I am editing this release, it’s basically a large single 3-hours recording that was released in different forms and splitted in different ways due to the length:
- CD: 77mins excerpt from 2hrs 42 mins
- 3LP: full recording splitted into 6 sides
- 3CD-R: full recording splitted into 3 parts
I am planning to structure the recordings this way:
Work
↓ ↓
↓ Event
↓ ↓
Full recording (standalone recording) [2:42:32]
- (has edit) CD recording [77:00]
- (has edit) CDr recording 1 [54:00]
- (has edit) LP recording 1A [26:59]
- (has edit) LP recording 1B [26:59]
- (has edit) CDr recording 2 [54:00]
- (has edit) LP recording 2A [26:58]
- (has edit) LP recording 2B [26:57]
- (has edit) CDr recording 3 [54:32]
- (has edit) LP recording 3A [26:59]
- (has edit) LP recording 3B [27:59]
I think this should represent the editing relationship relatively accurate. (The reason I put the LP per-side recordings as edit of the CDr recordings is the label mentioned that the CDrs feature the “complete digital mastering” used in the LP, so what I understand is that the 3 CDr recordings are in fact the same recordings of the 3 LPs, but been splitted further each into 2 sides due to the LP capacity.) There are some messy edits in the releases because I did not know about the standalone recording when I initially add the releases.
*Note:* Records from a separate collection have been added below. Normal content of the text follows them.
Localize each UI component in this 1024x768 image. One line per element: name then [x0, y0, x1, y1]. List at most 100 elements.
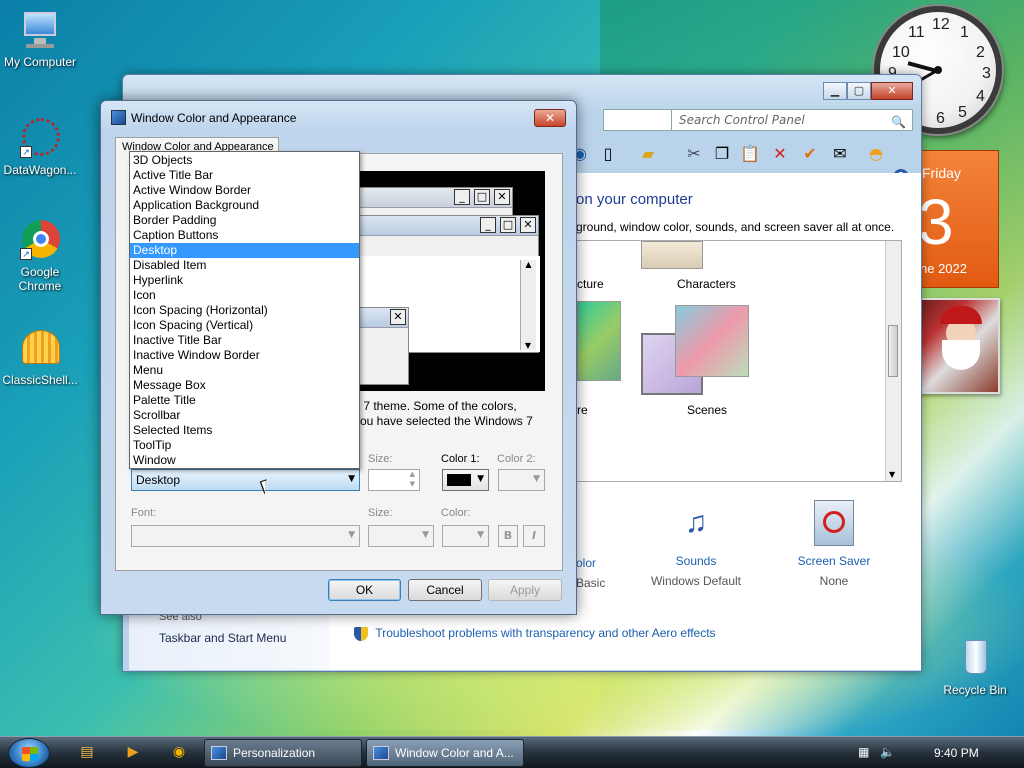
- desktop-icon-datawagon[interactable]: ↗ DataWagon...: [0, 116, 80, 177]
- bold-button[interactable]: B: [498, 525, 518, 547]
- chrome-taskbar-icon[interactable]: ◉: [170, 743, 188, 761]
- font-color-picker[interactable]: ▼: [442, 525, 489, 547]
- datawagon-icon: ↗: [18, 116, 62, 160]
- dropdown-item[interactable]: Scrollbar: [130, 408, 359, 423]
- task-window-color[interactable]: Window Color and A...: [366, 739, 524, 767]
- italic-button[interactable]: I: [523, 525, 545, 547]
- window-caption-buttons: ▁ ▢ ✕: [823, 82, 913, 100]
- start-button[interactable]: [8, 738, 50, 768]
- color2-picker[interactable]: ▼: [498, 469, 545, 491]
- color1-picker[interactable]: ▼: [442, 469, 489, 491]
- themes-gallery[interactable]: cture Characters re Scenes ▼: [576, 240, 902, 482]
- font-select[interactable]: ▼: [131, 525, 360, 547]
- shortcut-arrow-icon: ↗: [20, 146, 32, 158]
- font-size-select[interactable]: ▼: [368, 525, 434, 547]
- taskbar-link[interactable]: Taskbar and Start Menu: [159, 631, 286, 645]
- shell-toolbar-icon[interactable]: ◓: [865, 143, 887, 165]
- dropdown-item[interactable]: 3D Objects: [130, 153, 359, 168]
- dropdown-item[interactable]: Caption Buttons: [130, 228, 359, 243]
- dropdown-item[interactable]: Icon: [130, 288, 359, 303]
- item-label: Sounds: [675, 554, 717, 568]
- sounds-item[interactable]: ♫ Sounds Windows Default: [646, 500, 746, 588]
- clock-number: 2: [976, 44, 985, 61]
- dropdown-item[interactable]: Selected Items: [130, 423, 359, 438]
- preview-message-box: ✕: [353, 307, 409, 385]
- desktop-icon-recycle-bin[interactable]: Recycle Bin: [935, 636, 1015, 697]
- search-input[interactable]: Search Control Panel 🔍: [671, 109, 913, 131]
- chevron-down-icon: ▼: [348, 474, 355, 484]
- chevron-down-icon: ▼: [477, 530, 484, 540]
- item-dropdown-list[interactable]: 3D Objects Active Title Bar Active Window …: [129, 151, 360, 469]
- volume-icon[interactable]: 🔈: [880, 745, 895, 759]
- desktop-icon-google-chrome[interactable]: ↗ Google Chrome: [0, 218, 80, 293]
- chevron-down-icon: ▼: [348, 530, 355, 540]
- delete-icon[interactable]: ✕: [769, 143, 791, 165]
- media-player-icon[interactable]: ▶: [124, 743, 142, 761]
- maximize-button[interactable]: ▢: [847, 82, 871, 100]
- color1-swatch: [447, 474, 471, 486]
- calendar-gadget[interactable]: Friday 3 ne 2022: [915, 150, 999, 288]
- scissors-icon[interactable]: ✂: [683, 143, 705, 165]
- minimize-button[interactable]: ▁: [823, 82, 847, 100]
- page-heading: on your computer: [576, 191, 693, 208]
- panel-icon[interactable]: ▯: [597, 143, 619, 165]
- desktop-icon-label: Recycle Bin: [943, 683, 1007, 697]
- check-icon[interactable]: ✔: [799, 143, 821, 165]
- mail-icon[interactable]: ✉: [829, 143, 851, 165]
- dropdown-item[interactable]: Window: [130, 453, 359, 468]
- size-stepper[interactable]: ▲ ▼: [368, 469, 420, 491]
- shield-icon: [354, 626, 368, 641]
- dropdown-item[interactable]: Menu: [130, 363, 359, 378]
- paste-icon[interactable]: 📋: [739, 143, 761, 165]
- dropdown-item[interactable]: Border Padding: [130, 213, 359, 228]
- copy-icon[interactable]: ❐: [711, 143, 733, 165]
- cancel-button[interactable]: Cancel: [408, 579, 482, 601]
- theme-thumbnail[interactable]: [675, 305, 749, 377]
- themes-scrollbar[interactable]: ▼: [885, 241, 901, 481]
- task-personalization[interactable]: Personalization: [204, 739, 362, 767]
- dropdown-item[interactable]: Inactive Title Bar: [130, 333, 359, 348]
- desktop-icon-classicshell[interactable]: ClassicShell...: [0, 326, 80, 387]
- dropdown-item[interactable]: Message Box: [130, 378, 359, 393]
- task-label: Personalization: [233, 746, 316, 760]
- close-button[interactable]: ✕: [871, 82, 913, 100]
- desktop-icon-label: ClassicShell...: [2, 373, 78, 387]
- dropdown-item[interactable]: Icon Spacing (Vertical): [130, 318, 359, 333]
- apply-button[interactable]: Apply: [488, 579, 562, 601]
- network-icon[interactable]: ▦: [858, 745, 869, 759]
- desktop-icon-label: DataWagon...: [3, 163, 77, 177]
- dropdown-item[interactable]: Inactive Window Border: [130, 348, 359, 363]
- explorer-icon[interactable]: ▤: [78, 743, 96, 761]
- font-size-label: Size:: [368, 507, 393, 519]
- clock-number: 10: [892, 44, 910, 61]
- folder-icon[interactable]: ▰: [637, 143, 659, 165]
- dropdown-item[interactable]: Disabled Item: [130, 258, 359, 273]
- dropdown-item[interactable]: Hyperlink: [130, 273, 359, 288]
- dropdown-item[interactable]: Application Background: [130, 198, 359, 213]
- theme-thumbnail[interactable]: [577, 301, 621, 381]
- dropdown-item[interactable]: Palette Title: [130, 393, 359, 408]
- ok-button[interactable]: OK: [328, 579, 401, 601]
- dropdown-item[interactable]: Active Title Bar: [130, 168, 359, 183]
- troubleshoot-link[interactable]: Troubleshoot problems with transparency …: [375, 626, 715, 640]
- dropdown-item[interactable]: ToolTip: [130, 438, 359, 453]
- slideshow-gadget[interactable]: [918, 298, 1000, 394]
- screen-saver-item[interactable]: Screen Saver None: [784, 500, 884, 588]
- theme-label: Characters: [677, 277, 736, 291]
- desktop-icon-my-computer[interactable]: My Computer: [0, 8, 80, 69]
- item-select[interactable]: Desktop ▼: [131, 469, 360, 491]
- item-value: Windows Default: [650, 574, 742, 588]
- dropdown-item[interactable]: Active Window Border: [130, 183, 359, 198]
- calendar-weekday: Friday: [922, 165, 961, 181]
- window-color-item[interactable]: olor Basic: [576, 556, 616, 590]
- theme-thumbnail[interactable]: [641, 241, 703, 269]
- dropdown-item[interactable]: Desktop: [130, 243, 359, 258]
- clock-number: 4: [976, 88, 985, 105]
- clock-time[interactable]: 9:40 PM: [934, 746, 979, 760]
- item-value: None: [819, 574, 849, 588]
- search-placeholder: Search Control Panel: [679, 113, 805, 127]
- troubleshoot-row[interactable]: Troubleshoot problems with transparency …: [354, 626, 716, 641]
- item-select-value: Desktop: [136, 473, 181, 487]
- dropdown-item[interactable]: Icon Spacing (Horizontal): [130, 303, 359, 318]
- dialog-close-button[interactable]: ✕: [534, 109, 566, 127]
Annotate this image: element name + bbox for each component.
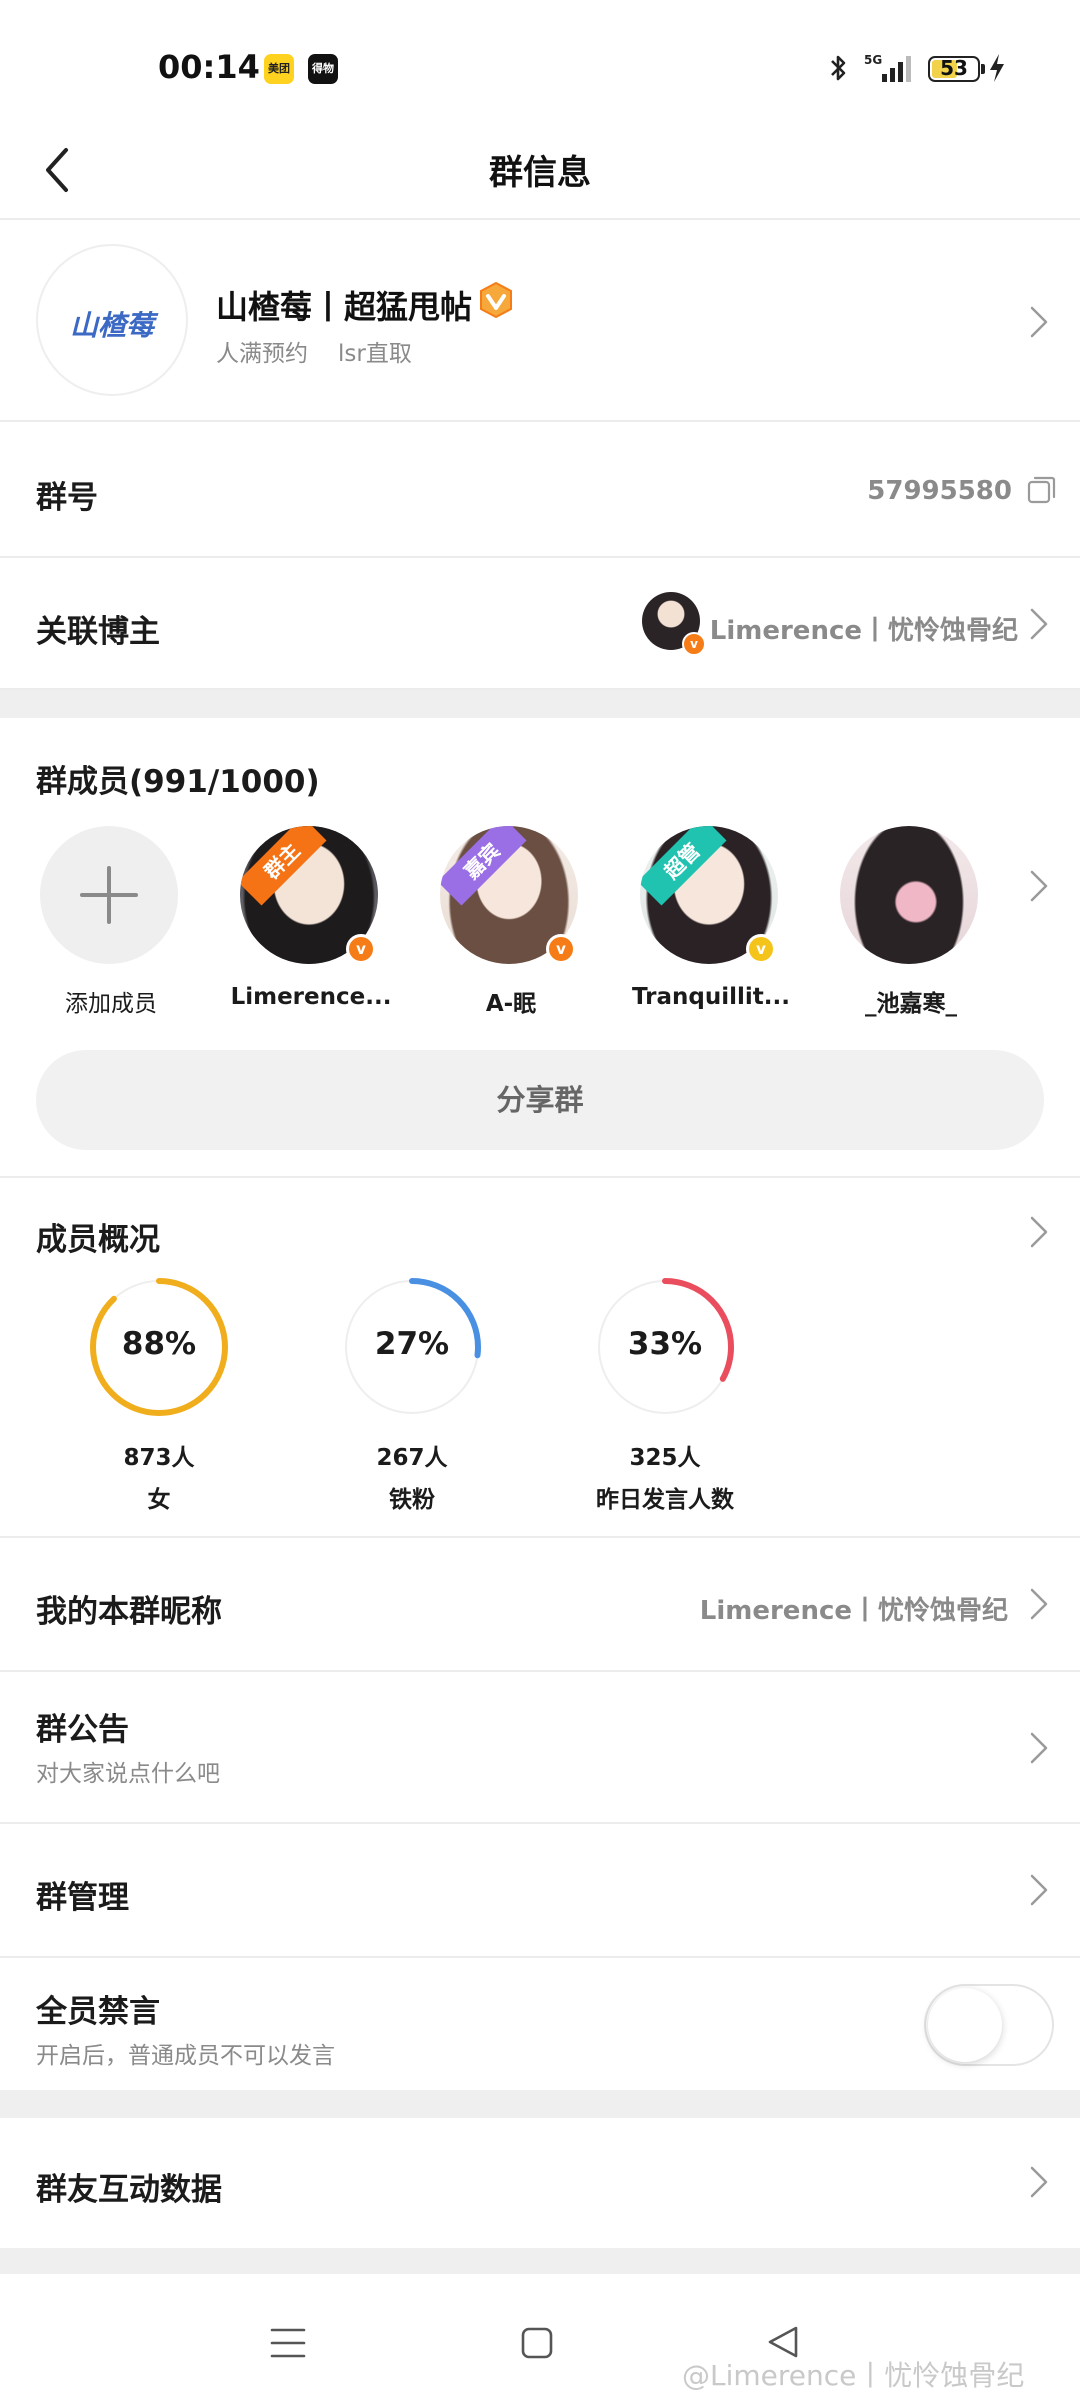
notice-label: 群公告 [36,1712,129,1748]
group-number-label: 群号 [36,480,98,516]
interaction-data-row[interactable]: 群友互动数据 [0,2118,1080,2248]
dewu-app-icon: 得物 [308,54,338,84]
group-number-row: 群号 57995580 [0,424,1080,558]
svg-text:5G: 5G [864,53,882,67]
group-avatar[interactable]: 山楂莓 [36,244,188,396]
battery-level: 53 [940,56,968,80]
linked-blogger-name: Limerence丨忧怜蚀骨纪 [709,616,1018,646]
verified-v-icon: v [746,934,776,964]
group-tag: lsr直取 [338,341,412,367]
chevron-right-icon [1030,1588,1048,1620]
stat-count: 267人 [376,1445,448,1471]
mute-all-label: 全员禁言 [36,1994,160,2030]
verified-v-icon: v [682,632,706,656]
nickname-value: Limerence丨忧怜蚀骨纪 [699,1596,1008,1626]
group-manage-row[interactable]: 群管理 [0,1824,1080,1958]
stat-percent: 88% [121,1326,197,1362]
chevron-right-icon[interactable] [1028,868,1050,904]
mute-all-toggle[interactable] [924,1984,1054,2066]
chevron-right-icon [1030,1732,1048,1764]
mute-all-row: 全员禁言 开启后，普通成员不可以发言 [0,1958,1080,2090]
signal-5g-icon: 5G [864,53,911,82]
stat-ring: 33% [594,1276,736,1418]
divider [0,1176,1080,1178]
member-item[interactable]: 超管 v Tranquillit... [632,826,790,1016]
stat-count: 325人 [629,1445,701,1471]
linked-blogger-row[interactable]: 关联博主 Limerence丨忧怜蚀骨纪 [0,558,1080,690]
members-title: 群成员(991/1000) [36,764,320,800]
chevron-right-icon [1030,608,1048,640]
member-name: A-眠 [485,991,537,1017]
home-square-icon[interactable] [520,2326,554,2360]
nickname-label: 我的本群昵称 [36,1594,222,1630]
group-avatar-text: 山楂莓 [69,309,154,342]
battery-icon: 53 [928,56,985,82]
member-item[interactable]: 嘉宾 v A-眠 [436,826,586,1017]
chevron-right-icon [1030,2166,1048,2198]
overview-title: 成员概况 [36,1222,160,1258]
bluetooth-icon [831,55,846,81]
stat-ring: 88% [88,1276,230,1418]
meituan-app-icon: 美团 [264,54,294,84]
add-member-label: 添加成员 [65,991,157,1017]
blogger-avatar[interactable]: v [642,592,706,656]
stat-label: 铁粉 [389,1487,435,1513]
stat-percent: 33% [627,1326,703,1362]
manage-label: 群管理 [36,1880,129,1916]
page-title: 群信息 [489,153,591,193]
stat-label: 女 [147,1487,171,1513]
stat-percent: 27% [374,1326,450,1362]
member-item[interactable]: 群主 v Limerence... [231,826,391,1016]
stat-count: 873人 [123,1445,195,1471]
share-group-button[interactable]: 分享群 [36,1050,1044,1150]
group-name: 山楂莓丨超猛甩帖 [216,288,473,326]
verified-v-icon: v [546,934,576,964]
plus-icon [40,826,178,964]
member-avatar [840,826,978,964]
stat-ring: 27% [341,1276,483,1418]
group-number-value: 57995580 [867,476,1012,506]
chevron-right-icon [1030,1874,1048,1906]
copy-icon[interactable] [1026,474,1058,506]
linked-blogger-label: 关联博主 [36,614,160,650]
section-gap [0,2248,1080,2274]
section-gap [0,2090,1080,2118]
chevron-right-icon [1030,306,1048,338]
nickname-row[interactable]: 我的本群昵称 Limerence丨忧怜蚀骨纪 [0,1538,1080,1672]
charging-bolt-icon [990,54,1004,82]
group-header[interactable]: 山楂莓 山楂莓丨超猛甩帖 人满预约 lsr直取 [0,222,1080,422]
group-notice-row[interactable]: 群公告 对大家说点什么吧 [0,1672,1080,1824]
status-bar: 00:14 美团 得物 5G 53 [0,0,1080,120]
member-name: Tranquillit... [632,984,790,1010]
mute-all-sub: 开启后，普通成员不可以发言 [36,2043,335,2069]
menu-icon[interactable] [270,2326,306,2360]
verified-v-icon: v [346,934,376,964]
member-item[interactable]: _池嘉寒_ [836,826,986,1017]
notice-sub: 对大家说点什么吧 [36,1761,220,1787]
add-member-button[interactable]: 添加成员 [36,826,186,1017]
section-gap [0,690,1080,718]
nav-bar: 群信息 [0,120,1080,220]
group-tag: 人满预约 [216,341,308,367]
chevron-right-icon[interactable] [1028,1214,1050,1250]
verified-badge-icon [480,281,512,319]
interaction-label: 群友互动数据 [36,2172,222,2208]
status-time: 00:14 [158,48,260,86]
member-name: _池嘉寒_ [865,991,957,1017]
stat-label: 昨日发言人数 [596,1487,734,1513]
member-name: Limerence... [230,984,392,1010]
watermark-text: @Limerence丨忧怜蚀骨纪 [682,2359,1025,2392]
The question is, I now added all relative relationship (performer, recording of (work), etc.) to the Full recording with no problem, but I am not sure what relationship I should copy to the excerpted recordings. Like should I have all performer relationships in all of above recordings? Or should I not copy any of them to avoid redundancy (since there were only one “recording” happened) but just have the additional ones (edit of, editor, etc.) in the excerpt recordings?
In the two examples in the documentation none of the relationships but (recording of [work]) and (music videos) are inherited from the parent recordings to the edit ones. I could not find a related guideline though.
Personally I think either way makes some sense, just want to make sure if there’s any rule or common practice that I am missing.